A l’équilibre. Aujourd’hui, ce fonds finance dix projets à travers le monde, en majorité dans les pays les plus pauvres de la planète. «Quatre d’entre eux ont déjà atteint leur point d’équilibre ou sont en passe de l’atteindre, et on estime que plus d’un million de personnes ont bénéficié de nos programmes», se félicite Emmanuel Marchant, le DG de Danone Communities. Mais ce fonds n’est que le premier étage de la fusée Responsabilité sociale de Danone. En 2009, le groupe lance Ecosystème, en accord avec ses actionnaires, qui constituent une dotation de 100 millions d’euros pour mener des projets dans des territoires où le géant de l’agroalimentaire est déjà commercialement présent (contrairement à Danone Communities). «Notre conviction, alors, était que la crise aurait des conséquences sur nos partenaires, notamment agricoles, explique Jean-Christophe Laugée, DG du fonds. Or, lorsqu’un pays va mal, l’emploi se dégrade, la consommation aussi. Cela pouvait avoir des répercussions sur nous.»

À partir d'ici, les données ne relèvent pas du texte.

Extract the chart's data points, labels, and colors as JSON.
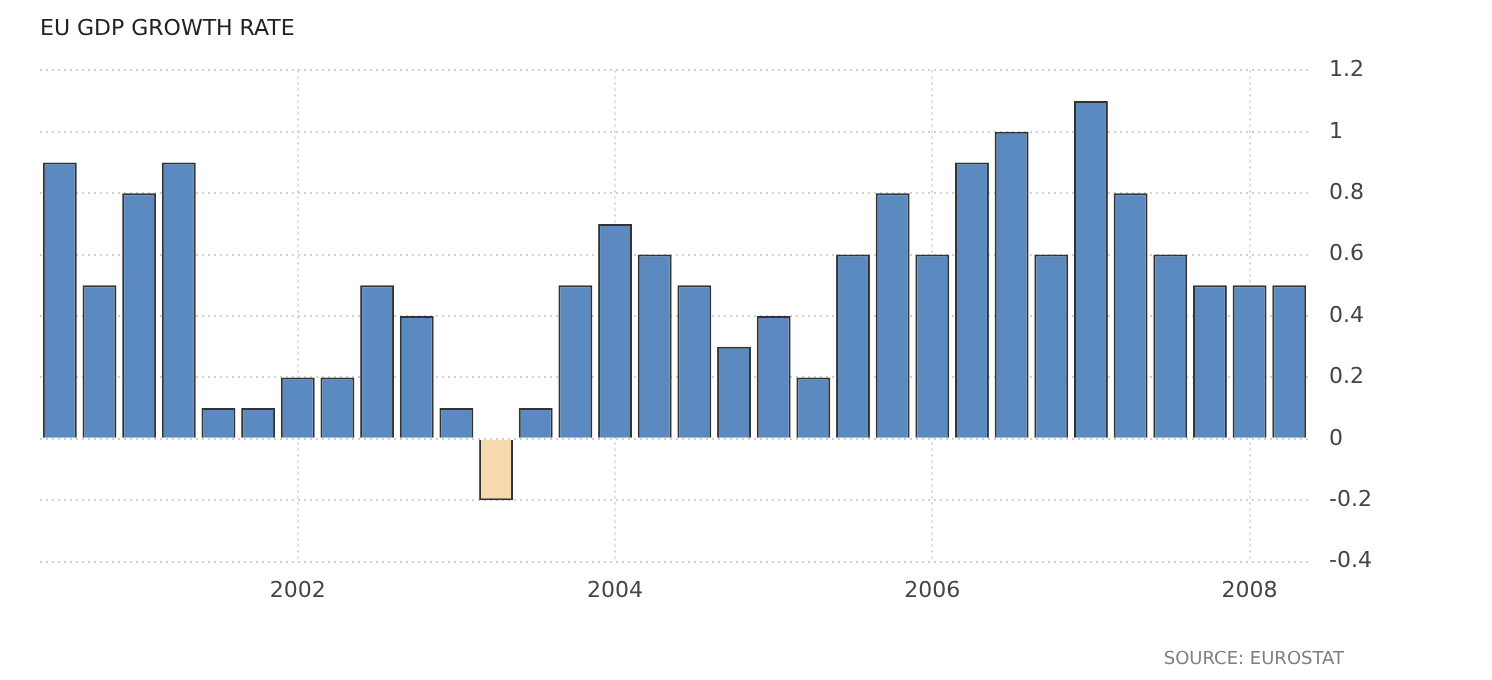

L’écosystème du groupe. L’objectif est d’améliorer l’environnement économique et social de Danone, son écosystème : éleveurs, agriculteurs, sous-traitants, salariés et même consommateurs. Comment ? En soutenant des coopératives de petits agriculteurs pour sécuriser l’approvisionnement en lait ; en formant les fournisseurs pour améliorer la qualité des produits ; en créant des centres de recyclage pour que les chiffonniers augmentent leur revenu (en effet, quand le plastique est trié, lavé, concassé et agencé en ballots, il se revend 35% plus cher) ; enfin, en développant l’emploi, celui des femmes notamment. Aujourd’hui, un tiers des projets financés par ce fonds Danone pour l’Ecosystème sont à l’équilibre. En quatre ans, 19.000 emplois ont été créés. Le dernier-né, Livelihoods, ouvert en 2011, est un fonds qui finance des projets environnementaux, au Sénégal, en Indonésie et en Inde. Un programme de compensation carbone qu’ont déjà rejoint Schneider, La Poste, Crédit agricole… augmentant d’autant sa puissance financière.
Fierté interne. Cette démarche globale sert aussi la politique RH de Danone. Même si peu de salariés participent concrètement aux projets (environ 1% des 102 000 collaborateurs dans le monde), il y a un effet de «contagion positive». Lorsqu’on sait que le directeur commercial de Danone Belgique a passé six mois au Sénégal pour aider une laiterie à structurer sa force de vente, que le directeur marketing Asie de l’eau est aussi (à 40% de son temps) chef de projet Danone Communities en Inde et au Cambodge, forcément cela génère un sentiment de fierté, plutôt inhabituel dans une multinationale. «Plus de 85% de nos salariés se sentent en accord avec les valeurs de l’entreprise, ce qui nous place dans le top 5 au niveau mondial», assure-t-on au siège. Si Danone se défend d’organiser des grand-messes sur ces projets, l’entreprise évoque régulièrement le sujet et chaque filiale informe ses équipes des actions en cours via une newsletter. Ces programmes offrent aussi à Danone un avantage en matière de recrutement, auprès des jeunes diplômés comme des cadres expérimentés. «Beaucoup admettent que cela fait pencher la balance au moment de poser leur candidature», explique Jean-Christophe Laugée.
Boîtes à idées. Enfin, les trois fonds mis en orbite par Danone lui servent de laboratoire. L’équipe indienne qui préparait l’ouverture de la filiale locale en 2010 s’est ainsi inspirée de ce qui avait été réalisé au Bangladesh par la Grameen Danone Foods, et cela tant au niveau du format de l’usine, que des produits, du marketing et de la distribution. En 2012, c’est Evian qui a eu l’idée de livrer des packs d’eau à domicile en France, après avoir étudié un programme de vente en porte-à-porte de yaourts imaginé… au Mexique.